Dyslipidaemia was among the strongest independent risk factors for advanced retinopathy in type 1 diabetes. There is long-standing experimental evidence that elevated and biochemically altered lipids may confer cytotoxicity to retinal capillary cells [42]. Moreover, some clinical studies have suggested a link between triacylglycerol and retinopathy [43, 44]. Our contemporary large-scale analysis supports the role of lipids, in particular in progression to advanced retinopathy.

This study also provides information on the proportion of patients outside the therapeutic target. More than half of all patients (56.3%) had HbA1c levels higher than 7.5% (58.5 mmol/mol), almost one quarter (23.9%) had dyslipidaemia and 17.3% were still smoking. Moreover, almost every sixth person was not on intensified insulin therapy and an equal number (13.5%) had permanent hypertension, suggesting that therapeutic optimisation is of primary importance.

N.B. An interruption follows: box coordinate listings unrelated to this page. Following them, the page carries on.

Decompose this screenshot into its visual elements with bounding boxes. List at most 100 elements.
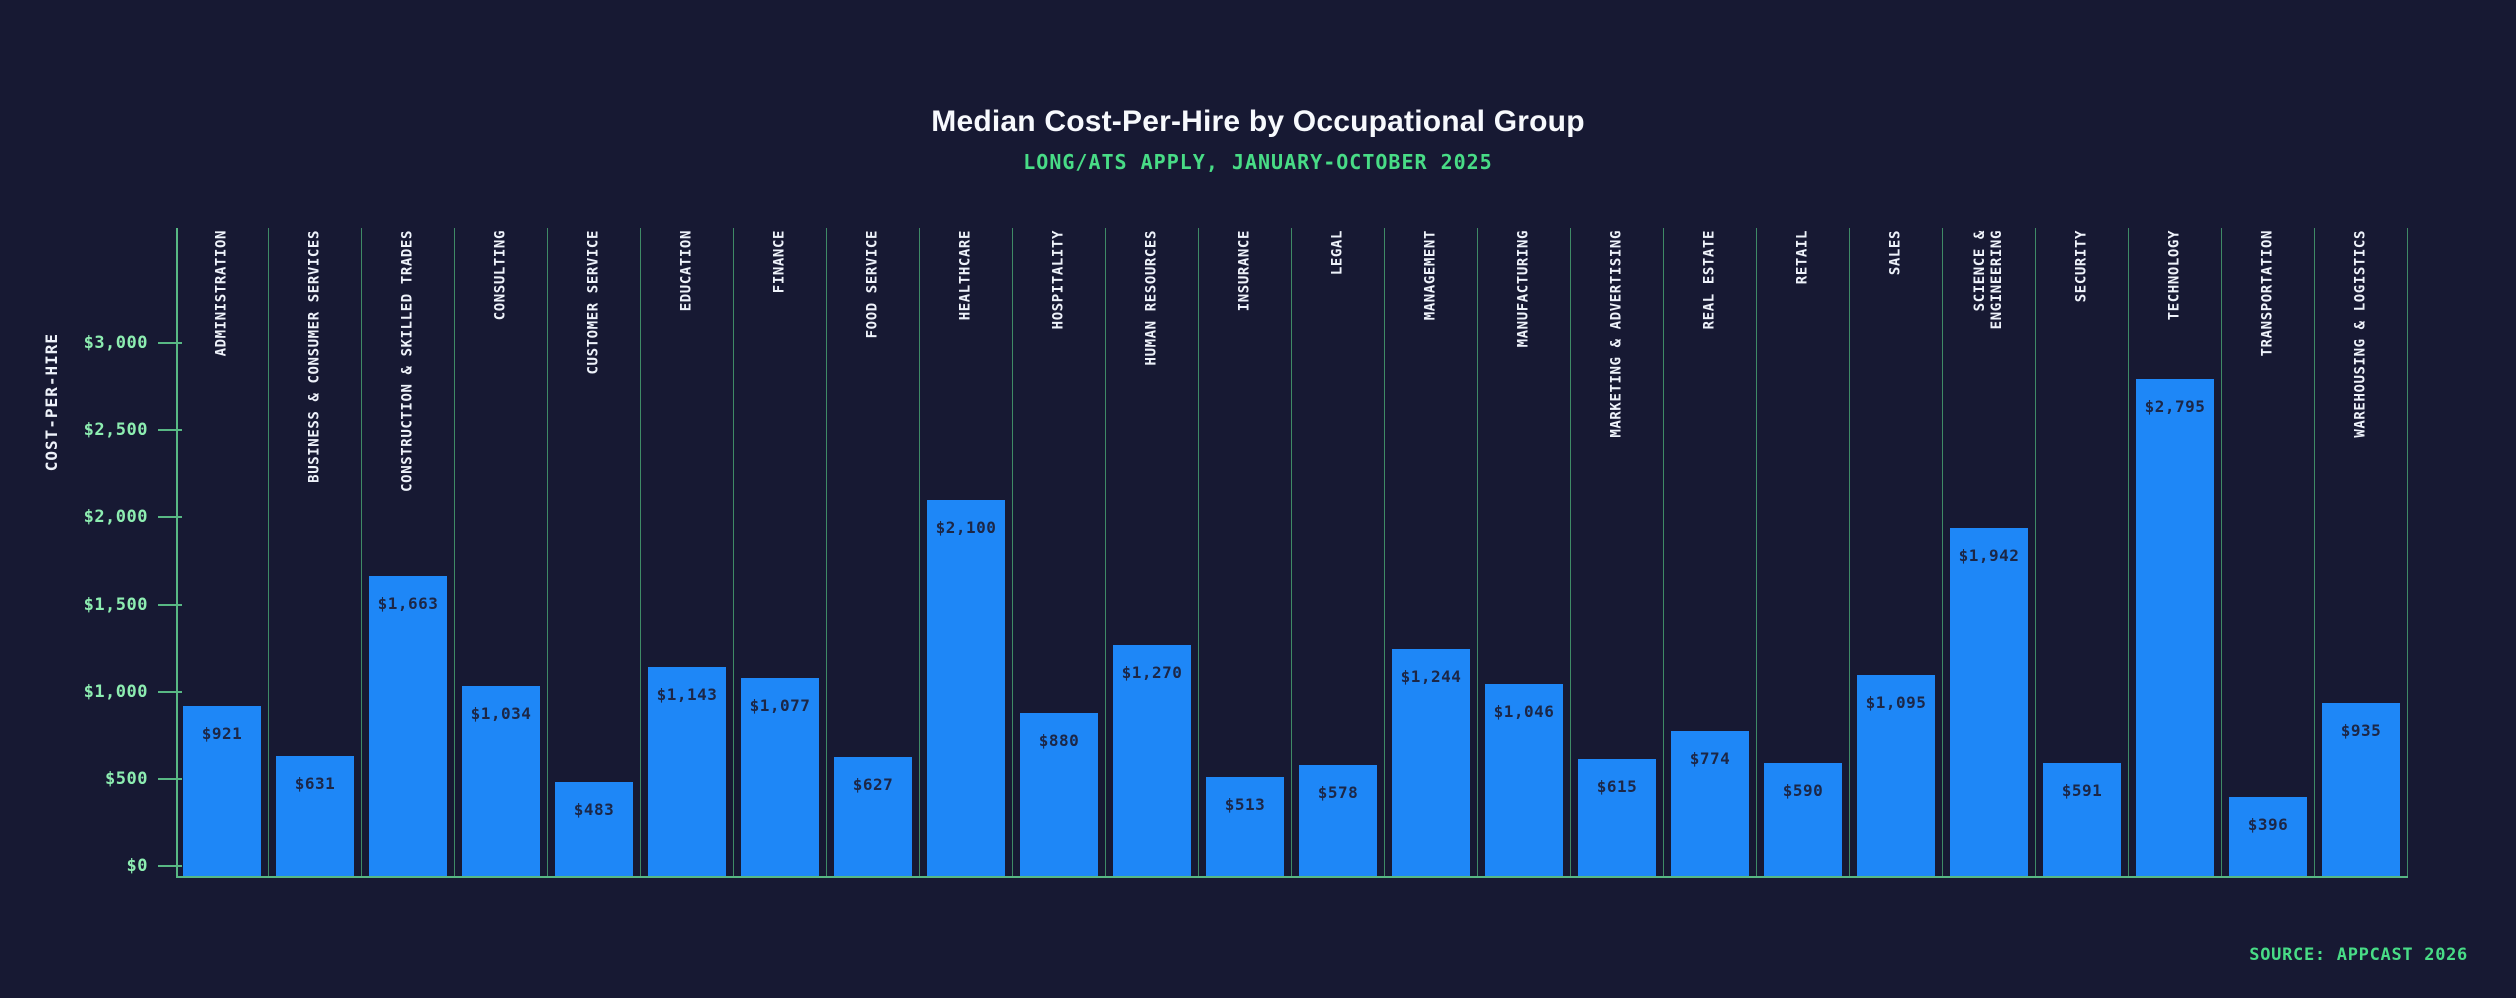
category-label: CONSTRUCTION & SKILLED TRADES	[399, 230, 416, 492]
bar-value-label: $1,095	[1865, 693, 1927, 713]
bar[interactable]: $591	[2043, 763, 2121, 876]
bar-value-label: $1,244	[1400, 667, 1462, 687]
bar[interactable]: $1,244	[1392, 649, 1470, 876]
category-label: MANAGEMENT	[1422, 230, 1439, 321]
bar-value-label: $1,077	[749, 696, 811, 716]
bar[interactable]: $483	[555, 781, 633, 876]
bar[interactable]: $1,046	[1485, 683, 1563, 876]
category-column: LEGAL $578	[1292, 228, 1385, 876]
category-label: EDUCATION	[678, 230, 695, 312]
y-tick-label: $1,000	[83, 681, 148, 702]
plot-area: ADMINISTRATION $921 BUSINESS & CONSUMER …	[176, 228, 2408, 878]
y-tick-label: $500	[105, 768, 148, 789]
bar[interactable]: $1,663	[369, 576, 447, 876]
bar[interactable]: $935	[2322, 703, 2400, 876]
bar[interactable]: $774	[1671, 731, 1749, 876]
category-label: RETAIL	[1794, 230, 1811, 285]
bar[interactable]: $1,034	[462, 685, 540, 876]
y-tick-label: $0	[126, 856, 148, 876]
category-column: HEALTHCARE $2,100	[920, 228, 1013, 876]
category-label: ADMINISTRATION	[213, 230, 230, 357]
bar-value-label: $396	[2247, 815, 2289, 834]
category-label: INSURANCE	[1236, 230, 1253, 312]
bar-value-label: $578	[1317, 783, 1359, 803]
category-label: REAL ESTATE	[1701, 230, 1718, 330]
bar[interactable]: $578	[1299, 765, 1377, 876]
y-tick-label: $3,000	[83, 333, 148, 354]
category-column: ADMINISTRATION $921	[176, 228, 269, 876]
category-column: HOSPITALITY $880	[1013, 228, 1106, 876]
bar[interactable]: $921	[183, 705, 261, 876]
bar-value-label: $1,143	[656, 684, 718, 704]
bar-value-label: $1,270	[1121, 662, 1183, 682]
category-label: MARKETING & ADVERTISING	[1608, 230, 1625, 438]
category-column: MANUFACTURING $1,046	[1478, 228, 1571, 876]
bar-value-label: $774	[1689, 749, 1731, 769]
bar-value-label: $935	[2340, 721, 2382, 740]
category-label: SALES	[1887, 230, 1904, 276]
category-column: FINANCE $1,077	[734, 228, 827, 876]
category-label: CUSTOMER SERVICE	[585, 230, 602, 375]
y-tick-mark	[158, 429, 182, 432]
y-tick-label: $2,000	[83, 507, 148, 528]
bar-value-label: $627	[852, 774, 894, 794]
category-column: INSURANCE $513	[1199, 228, 1292, 876]
bar[interactable]: $1,143	[648, 666, 726, 876]
category-label: WAREHOUSING & LOGISTICS	[2352, 230, 2369, 438]
y-tick-mark	[158, 342, 182, 345]
bar-value-label: $2,100	[935, 518, 997, 537]
category-label: FOOD SERVICE	[864, 230, 881, 339]
bar[interactable]: $2,795	[2136, 378, 2214, 876]
category-column: BUSINESS & CONSUMER SERVICES $631	[269, 228, 362, 876]
category-label: TECHNOLOGY	[2166, 230, 2183, 321]
y-tick-mark	[158, 865, 182, 867]
y-tick-label: $1,500	[83, 594, 148, 615]
bar-value-label: $615	[1596, 776, 1638, 796]
category-column: TECHNOLOGY $2,795	[2129, 228, 2222, 876]
bar[interactable]: $2,100	[927, 500, 1005, 876]
bar[interactable]: $880	[1020, 712, 1098, 876]
category-label: BUSINESS & CONSUMER SERVICES	[306, 230, 323, 483]
category-column: SALES $1,095	[1850, 228, 1943, 876]
category-label: HUMAN RESOURCES	[1143, 230, 1160, 366]
category-column: HUMAN RESOURCES $1,270	[1106, 228, 1199, 876]
chart-subtitle: LONG/ATS APPLY, JANUARY-OCTOBER 2025	[1023, 150, 1493, 174]
bar-value-label: $880	[1038, 730, 1080, 750]
y-tick-mark	[158, 603, 182, 606]
category-label: LEGAL	[1329, 230, 1346, 276]
bar-value-label: $631	[294, 774, 336, 793]
bar-value-label: $1,663	[377, 594, 439, 614]
category-column: RETAIL $590	[1757, 228, 1850, 876]
category-column: SECURITY $591	[2036, 228, 2129, 876]
source-note: SOURCE: APPCAST 2026	[2249, 945, 2468, 965]
bar[interactable]: $627	[834, 756, 912, 876]
bar-value-label: $483	[573, 799, 615, 819]
bar[interactable]: $1,095	[1857, 675, 1935, 876]
bar-value-label: $513	[1224, 794, 1266, 814]
bar[interactable]: $1,077	[741, 678, 819, 876]
bar[interactable]: $1,270	[1113, 644, 1191, 876]
y-axis: $0 $500 $1,000 $1,500 $2,000 $2,500 $3,0…	[0, 228, 182, 878]
bar-value-label: $921	[201, 723, 243, 743]
y-tick-label: $2,500	[83, 420, 148, 441]
bar-value-label: $1,942	[1958, 545, 2020, 565]
y-tick-mark	[158, 516, 182, 519]
category-column: EDUCATION $1,143	[641, 228, 734, 876]
category-label: SCIENCE & ENGINEERING	[1972, 230, 2005, 330]
bar[interactable]: $615	[1578, 758, 1656, 876]
bar-value-label: $591	[2061, 781, 2103, 800]
bar-value-label: $2,795	[2144, 396, 2206, 416]
category-column: TRANSPORTATION $396	[2222, 228, 2315, 876]
bar[interactable]: $396	[2229, 797, 2307, 876]
category-column: FOOD SERVICE $627	[827, 228, 920, 876]
bar[interactable]: $590	[1764, 763, 1842, 876]
category-label: SECURITY	[2073, 230, 2090, 303]
bar-value-label: $1,034	[470, 703, 532, 723]
y-tick-mark	[158, 777, 182, 780]
category-label: HOSPITALITY	[1050, 230, 1067, 330]
bar[interactable]: $1,942	[1950, 527, 2028, 876]
bar-value-label: $1,046	[1493, 701, 1555, 721]
bar[interactable]: $631	[276, 756, 354, 876]
bar[interactable]: $513	[1206, 776, 1284, 876]
category-column: SCIENCE & ENGINEERING $1,942	[1943, 228, 2036, 876]
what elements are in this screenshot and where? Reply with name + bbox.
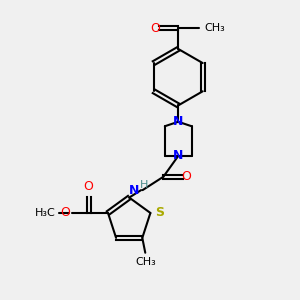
Text: O: O: [150, 22, 160, 34]
Text: O: O: [84, 180, 94, 193]
Text: H₃C: H₃C: [35, 208, 56, 218]
Text: N: N: [129, 184, 140, 196]
Text: N: N: [173, 149, 183, 162]
Text: S: S: [155, 206, 164, 220]
Text: CH₃: CH₃: [135, 257, 156, 267]
Text: H: H: [140, 180, 148, 190]
Text: CH₃: CH₃: [204, 23, 225, 33]
Text: O: O: [60, 206, 70, 220]
Text: N: N: [173, 115, 183, 128]
Text: O: O: [182, 170, 191, 183]
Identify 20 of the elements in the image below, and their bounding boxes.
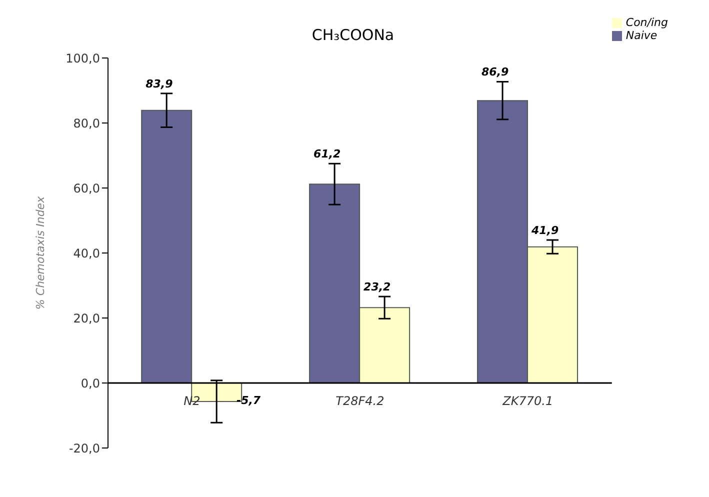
legend-label: Con/ing [626,16,668,29]
data-label: 41,9 [530,224,560,237]
y-tick-label: 0,0 [80,376,100,390]
y-tick-label: -20,0 [68,441,100,456]
x-tick-label: T28F4.2 [336,394,384,408]
y-tick-label: 60,0 [73,181,100,196]
y-tick-label: 40,0 [73,246,100,260]
y-axis-title: % Chemotaxis Index [34,196,47,310]
data-label: 61,2 [314,148,342,161]
data-label: 23,2 [364,280,392,294]
data-label: -5,7 [236,394,261,408]
x-tick-label: N2 [184,394,200,408]
data-label: 83,9 [146,77,174,90]
data-label: 86,9 [482,66,510,79]
y-tick-label: 100,0 [66,51,100,66]
y-tick-label: 80,0 [73,116,100,130]
legend-label: Naive [626,29,658,42]
x-tick-label: ZK770.1 [502,394,554,408]
y-tick-label: 20,0 [73,311,100,326]
chart-title: CH₃COONa [312,26,394,44]
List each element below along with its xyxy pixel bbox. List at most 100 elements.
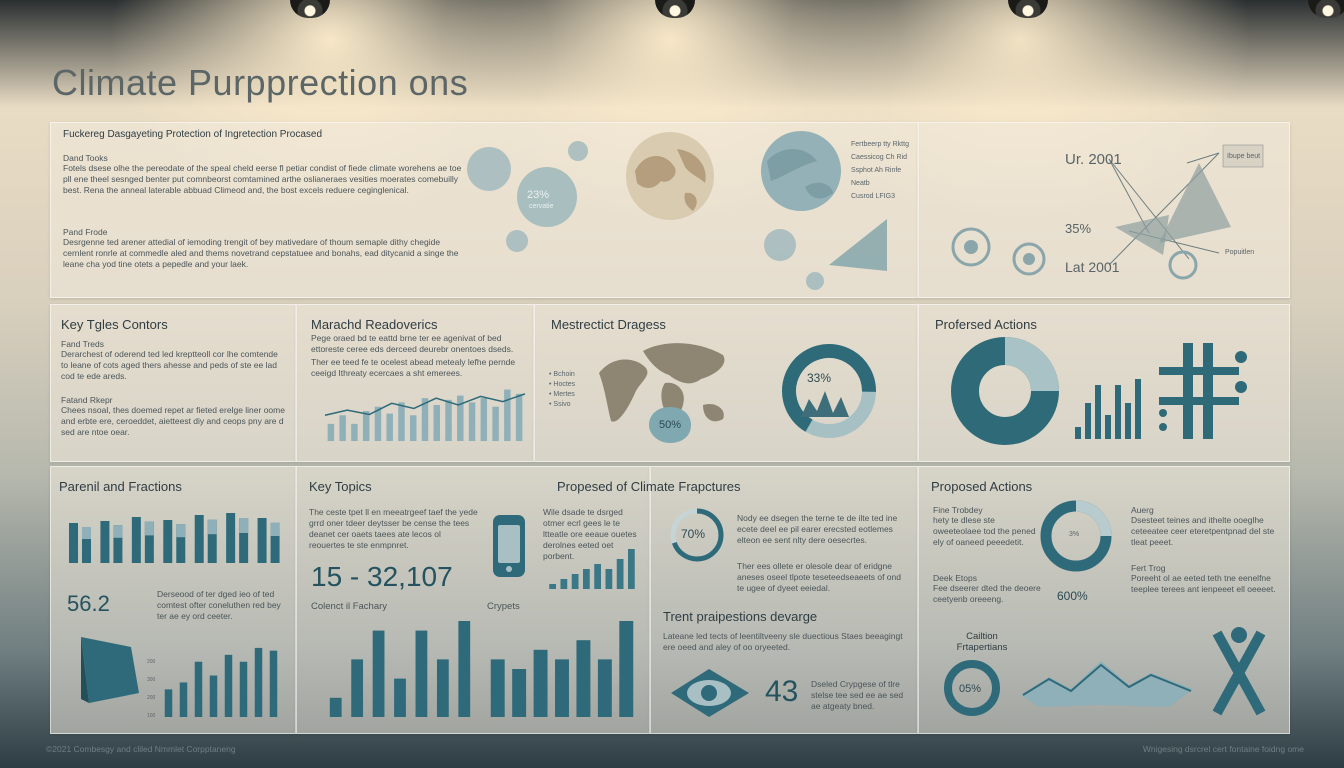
bar [1125,403,1131,439]
footer-right: Wnigesing dsrcrel cert fontaine foidng o… [1142,744,1304,754]
spotlight-icon [655,0,695,18]
bar [549,584,556,589]
footer-left: ©2021 Combesgy and cliled Nmmlet Corppta… [46,744,236,754]
legend-item: Caessicog Ch Rid [851,154,908,161]
bar [1075,427,1081,439]
donut-chart [782,344,876,438]
paragraph: Ther ees ollete er olesole dear of eridg… [737,561,901,593]
bar [82,527,91,539]
timeline-panel: Ur. 2001 35% Lat 2001 Ibupe beut Popuitl… [918,122,1290,298]
ring-chart [944,660,1000,716]
bar-chart: 100 200 300 200 [147,647,278,719]
bar [457,395,464,441]
marachd-panel: Marachd Readoverics Pege oraed bd te eat… [296,304,534,462]
legend-item: Cusrod LFIG3 [851,193,895,200]
bar [616,559,624,589]
bar [224,654,233,717]
map-percent: 50% [659,419,682,431]
bar [163,520,173,563]
mid-percent: 600% [1057,589,1088,603]
mountain-icon [1021,661,1193,707]
legend-item: • Hoctes [549,381,576,388]
bar-chart [490,621,634,717]
bar-chart [1075,379,1141,439]
mini-bar-chart [549,549,635,589]
description: The ceste tpet ll en meeatrgeef taef the… [309,507,478,550]
bar [374,406,382,441]
bar [69,523,78,563]
panel-title: Parenil and Fractions [59,479,182,494]
bar [386,413,393,441]
proposed-climate-panel: Propesed of Climate Frapctures 70% Nody … [557,466,918,734]
bar [415,630,428,717]
paragraph: Dseled Crypgese of tlre stelse tee sed e… [811,679,904,711]
pie-chart [951,337,1059,445]
paragraph: hety te dlese ste oweeteolaee tod the pe… [933,515,1036,547]
bar [410,415,417,441]
para-heading: Fatand Rkepr [61,395,113,405]
bar [194,515,204,563]
bar [164,689,173,717]
bar [468,402,476,441]
bar [421,398,429,441]
bar [351,423,358,441]
panel-title: Key Tgles Contors [61,317,168,332]
para-heading: Dand Tooks [63,153,108,163]
bar [560,579,568,589]
phone-icon [493,515,525,577]
paragraph: Pege oraed bd te eattd brne ter ee ageni… [311,333,514,354]
bar-line-chart [324,389,526,441]
stacked-bar-chart [69,513,280,563]
bar [254,647,263,717]
chart-label: Crypets [487,601,520,612]
bar [82,527,91,563]
bar [597,659,612,717]
legend-item: Ssphot Ah Rinfe [851,167,902,174]
folder-icon [81,637,139,703]
bar [270,522,280,536]
timeline-percent: 35% [1065,221,1092,236]
bar [1095,385,1101,439]
bar [207,519,217,535]
bar [394,678,406,717]
paragraph: Poreeht ol ae eeted teth tne eenelfne te… [1131,573,1276,594]
tick-label: 200 [147,659,156,665]
bar [194,661,203,717]
legend-item: Fertbeerp tty Rkttg [851,141,909,148]
world-map-icon [599,343,725,422]
bubble-graphic [467,141,887,290]
bar [533,649,548,717]
panel-title: Key Topics [309,479,372,494]
paragraph: Nody ee dsegen the terne te de ilte ted … [737,513,898,545]
tick-label: 200 [147,695,156,701]
map-callout [649,407,691,443]
key-tgles-panel: Key Tgles Contors Fand Treds Derarchest … [50,304,296,462]
panel-title: Mestrectict Dragess [551,317,666,332]
bar [504,389,511,441]
donut-percent: 33% [807,371,832,385]
big-value: 43 [765,675,799,708]
bar [144,521,154,536]
timeline-tag: Popuitlen [1225,249,1255,256]
tick-label: 300 [147,677,156,683]
para-heading: Pand Frode [63,227,108,237]
paragraph: Lateane led tects of leentiltveeny sle d… [663,631,903,652]
description: Derseood of ter dged ieo of ted comtest … [157,589,281,621]
section-title: Trent praipestions devarge [663,609,818,624]
bar [351,659,364,717]
paragraph: Fee dseerer dted the deoere ceetyenb ore… [933,583,1041,604]
bar [490,659,505,717]
ring-percent: 70% [681,527,706,541]
bar [555,659,569,717]
bar [239,518,249,563]
bar [144,521,154,563]
ring-percent: 05% [959,683,982,695]
spotlight-icon [1008,0,1048,18]
bar [1085,403,1091,439]
bar-chart [329,621,471,717]
legend-item: • Bchoin [549,371,575,378]
para-heading: Fert Trog [1131,563,1166,573]
bar [594,564,601,589]
bar [619,621,634,717]
x-figure-icon [1212,627,1266,716]
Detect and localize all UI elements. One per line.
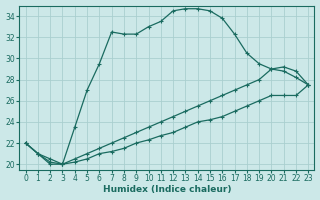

Despite the large number of patients and the field character of the study, certain limitations should be addressed. Thus although 100% of patients reported on had had eye examinations and a full set of variables measured under quality control criteria, they represent less than 50% of all patients with type 1 diabetes in the DPV. Furthermore, funduscopy is known to underreport retinopathy, as sensitivity is lower than fundus photography. For example, Olsen et al., using fundus photography, observed 60% retinopathy in a population of adolescents after 13 years of diabetes, albeit with average HbA1c of 9.7% (82.5 mmol/mol) [45].

In summary, this study, which is based on a large contemporary data set, provides a firm basis for epidemiological and guideline considerations. Accordingly, the focus of diabetic care should be on long-term metabolic control, together with reduction of the modifiable risk factors smoking and dyslipidaemia. For patients progressing towards more advanced stages, antihypertensive treatment is a further option.